You can access the study from here: https://doi.org/10.1016/j.joule.2019.05.012

The article is featured in MIT Technology ReviewSüddeutsche ZeitungWIREDZeitNew York TimesCNN

Context and Scale

Blockchain technology has its roots in the cryptocurrency Bitcoin, which was the first successful attempt to validate transactions via a decentralized data protocol. This validation process requires vast amounts of electricity, which translates into a significant level of carbon emissions. Our approximation of Bitcoin’s carbon footprint underlines the need to tackle the environmental externalities that result from cryptocurrencies.

Blockchain solutions are increasingly discussed for a broad variety of use cases beyond cryptocurrencies. Although not all blockchain protocols are as energy intensive as Bitcoin’s protocol, environmental aspects, the risk of collusion, and concerns about control must not be ignored in the debate on anticipated benefits. Our findings for the first stage of blockchain diffusion and the externalities we discuss may help policy-makers in setting the right rules as the adoption journey of blockchain technology has just started.

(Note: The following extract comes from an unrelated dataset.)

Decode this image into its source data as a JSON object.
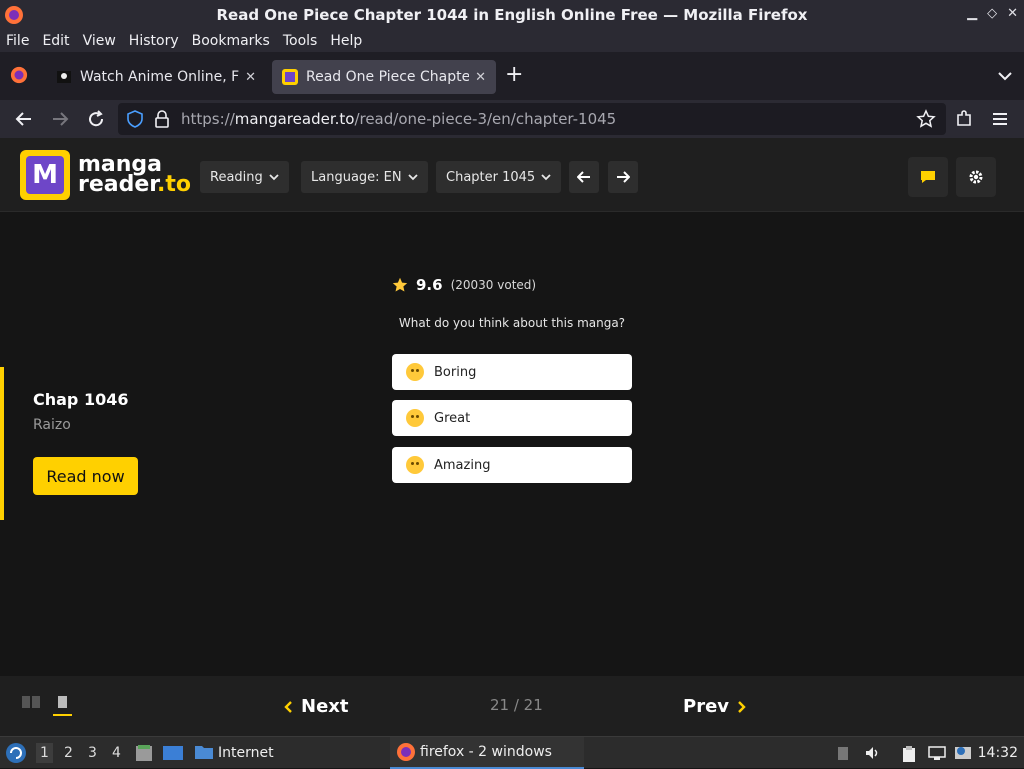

Participation in the Bitcoin blockchain validation process requires specialized hardware and vast amounts of electricity, which translates into a significant carbon footprint. Here, we demonstrate a methodology for estimating the power consumption associated with Bitcoin’s blockchain based on IPO filings of major hardware manufacturers, insights on mining facility operations, and mining pool compositions. We then translate our power consumption estimate into carbon emissions, using the localization of IP addresses. We determine the annual electricity consumption of Bitcoin, as of November 2018, to be 45.8 TWh and estimate that annual carbon emissions range from 22.0 to 22.9 MtCO2. This means that the emissions produced by Bitcoin sit between the levels produced by the nations of Jordan and Sri Lanka, which is comparable to the level of Kansas City. With this article, we aim to gauge the external costs of Bitcoin and inform the broader debate on the costs and benefits of cryptocurrencies.